Yesterday was a good day to spend with my son. We ate dinner together and just talked. He asked if we could play a game to close out the day, and I agreed. Since he’s almost done with his first year of school, I wanted to see how he’d do at Scribblenauts Unlimited. The last time we played I had to read it to him, and I wanted to see how he reacted to things when he could read and make the decisions. I learned how kids play games differently that adults do.
Not all work and no play
When asked to replace an old building I got to see his 6 year old mind really shine. He removed the old building with a bomb. Then he wanted to place a Disney hotel. When he saw that option wasn’t available he just asked for a fun hotel. He laughed as he watched the hotel bounce about the screen. We removed it, and he said he thinks we should put in a bouncy castle.
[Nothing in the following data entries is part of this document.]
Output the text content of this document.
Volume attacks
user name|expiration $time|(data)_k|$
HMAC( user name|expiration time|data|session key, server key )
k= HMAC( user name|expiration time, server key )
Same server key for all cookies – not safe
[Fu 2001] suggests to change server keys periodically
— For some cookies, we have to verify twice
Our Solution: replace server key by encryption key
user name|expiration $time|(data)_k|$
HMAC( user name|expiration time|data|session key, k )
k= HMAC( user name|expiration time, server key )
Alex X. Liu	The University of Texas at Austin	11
When the person he helped loved it and the whacky waving inflatable flailing arm tube men appeared, he was ecstatic.
Focused on the task
It’s funny how with each little mission he focused solely on solving the person’s problem. Beyond the previous example, very rarely did I see him dream up something crazy or even “kid-like” to get the problem figured out. For example, someone was hungry. He gave him an apple. Someone wanted to learn something. He gave him a book. Most of his suggestions were very matter of fact and to the point.
When he was asked to help an old woman who was tired of standing. His response was to give her a wheelchair. His reason was because she was old and needs to sit down, but she can still go places.
One of the funnier moments was when a cannibal wanted to eat at a restaurant. When I explained what a cannibal was (in a G rated fashion), he did everything he could to get the cannibal to eat something other than a person. He even tried a raw steak. It’s good to see he had a moral compass (until his desire for that starite overrode those morals and sadly fed him a person).
What’s great about Scribblenauts Unlimited is using your imagination or trying something new to solve problems. For a child, at least my son, he focused on helping people (except for that moment when he fed a human another human). This isn’t wrong at all. For him, this was an exercise in problem solving. That’s okay.